It’s finally happened. I feel like I am in the throes of becoming a proper grown up; I am just about to be the proud owner of a real garden.
This is something I have longed for for an inordinate amount of time. We had plans done years ago, but after we did our small-ish renovation, we had to draw breath and pull in the purse strings before we could tackle the outside of the house.
These plans pulled me through six lockdowns, they provided a distraction through many days and nights sitting outside in what was ostensibly a dry and barren patch of clay – a glimmer of light at the end of the tunnel at what might one day be.
Readers who know me are aware I love nothing more than having trades onsite. My husband, one of the most lovely men in the world, is not a handyman, nor a landscaper.
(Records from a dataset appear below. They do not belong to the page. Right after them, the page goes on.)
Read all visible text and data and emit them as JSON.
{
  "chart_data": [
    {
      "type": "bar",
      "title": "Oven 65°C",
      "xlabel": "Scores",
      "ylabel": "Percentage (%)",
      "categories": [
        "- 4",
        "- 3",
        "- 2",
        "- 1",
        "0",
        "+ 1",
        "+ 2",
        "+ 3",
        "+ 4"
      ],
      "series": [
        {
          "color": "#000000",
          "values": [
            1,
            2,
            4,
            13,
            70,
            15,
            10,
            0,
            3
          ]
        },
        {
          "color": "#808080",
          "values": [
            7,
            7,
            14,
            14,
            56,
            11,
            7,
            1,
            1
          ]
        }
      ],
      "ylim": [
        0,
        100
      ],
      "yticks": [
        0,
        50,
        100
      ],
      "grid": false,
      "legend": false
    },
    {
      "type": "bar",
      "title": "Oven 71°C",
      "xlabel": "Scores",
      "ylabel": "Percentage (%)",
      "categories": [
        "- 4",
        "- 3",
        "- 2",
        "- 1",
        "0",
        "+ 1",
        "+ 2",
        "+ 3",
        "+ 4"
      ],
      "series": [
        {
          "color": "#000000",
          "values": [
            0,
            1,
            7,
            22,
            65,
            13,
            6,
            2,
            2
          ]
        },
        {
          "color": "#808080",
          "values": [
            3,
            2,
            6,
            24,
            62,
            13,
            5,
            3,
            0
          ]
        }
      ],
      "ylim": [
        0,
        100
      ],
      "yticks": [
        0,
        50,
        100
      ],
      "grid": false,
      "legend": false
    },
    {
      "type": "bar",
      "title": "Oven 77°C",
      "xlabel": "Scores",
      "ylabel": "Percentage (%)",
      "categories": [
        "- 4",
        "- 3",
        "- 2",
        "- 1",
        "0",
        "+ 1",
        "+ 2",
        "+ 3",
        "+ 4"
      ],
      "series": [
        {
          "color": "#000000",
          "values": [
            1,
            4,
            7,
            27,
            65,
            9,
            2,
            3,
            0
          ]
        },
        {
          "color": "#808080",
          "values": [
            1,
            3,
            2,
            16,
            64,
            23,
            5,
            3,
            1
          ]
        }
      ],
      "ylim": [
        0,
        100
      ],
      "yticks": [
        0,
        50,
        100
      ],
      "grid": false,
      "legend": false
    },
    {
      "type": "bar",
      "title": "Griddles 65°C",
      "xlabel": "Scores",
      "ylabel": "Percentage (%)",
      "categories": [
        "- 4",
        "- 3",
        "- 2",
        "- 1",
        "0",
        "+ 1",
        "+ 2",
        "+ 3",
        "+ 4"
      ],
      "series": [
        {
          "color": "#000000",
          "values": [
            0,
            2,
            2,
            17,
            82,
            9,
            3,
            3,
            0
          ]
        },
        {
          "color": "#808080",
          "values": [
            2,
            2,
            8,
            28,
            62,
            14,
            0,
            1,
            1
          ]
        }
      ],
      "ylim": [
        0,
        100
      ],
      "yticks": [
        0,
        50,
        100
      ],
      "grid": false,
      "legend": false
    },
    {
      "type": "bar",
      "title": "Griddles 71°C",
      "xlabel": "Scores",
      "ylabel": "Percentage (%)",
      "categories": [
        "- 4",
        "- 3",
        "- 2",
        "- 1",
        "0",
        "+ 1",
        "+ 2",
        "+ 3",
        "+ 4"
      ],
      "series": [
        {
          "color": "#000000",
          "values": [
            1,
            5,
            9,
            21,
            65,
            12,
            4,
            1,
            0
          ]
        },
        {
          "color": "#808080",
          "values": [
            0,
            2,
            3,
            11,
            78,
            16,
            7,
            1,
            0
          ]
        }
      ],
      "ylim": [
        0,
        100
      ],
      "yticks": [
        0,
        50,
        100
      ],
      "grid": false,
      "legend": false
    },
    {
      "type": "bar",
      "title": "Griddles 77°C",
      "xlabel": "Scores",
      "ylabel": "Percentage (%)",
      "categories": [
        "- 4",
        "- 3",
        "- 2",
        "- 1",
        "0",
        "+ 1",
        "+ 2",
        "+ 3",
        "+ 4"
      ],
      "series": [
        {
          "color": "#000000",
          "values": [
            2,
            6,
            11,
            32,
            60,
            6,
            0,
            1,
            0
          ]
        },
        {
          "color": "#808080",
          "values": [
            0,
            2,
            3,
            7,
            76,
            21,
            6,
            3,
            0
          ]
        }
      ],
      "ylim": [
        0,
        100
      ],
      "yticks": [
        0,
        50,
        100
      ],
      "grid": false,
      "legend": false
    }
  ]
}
So the joy of having capable, qualified and dependable trades around is worth the effort of making multiple cups of tea along with doling out all the apple and walnut scrolls they can eat. Bless these men.
And without sounding like I want to hug every tree I now see, I’ve realised though that what I’m looking forward to most is the notion of hope that I think this garden will bring.
I’m looking forward to getting to know this new space in my home. To start the day or come home from work and water the plants and see what’s been happening in my own literal backyard.
I’m also hoping it might bring a gentleness to the lives of my children. A cocooning space for them to unwind in and to enjoy. Maybe they’ll even tend to it with me… a stretch too far? We’ll see.
And I know there will be frustration and inevitable melancholy with plants that ‘fail to thrive’. I know there will be endless blisters and probably a sore back, but I’m determined to give this my best efforts.
If you want me, you’ll know where I’ll be.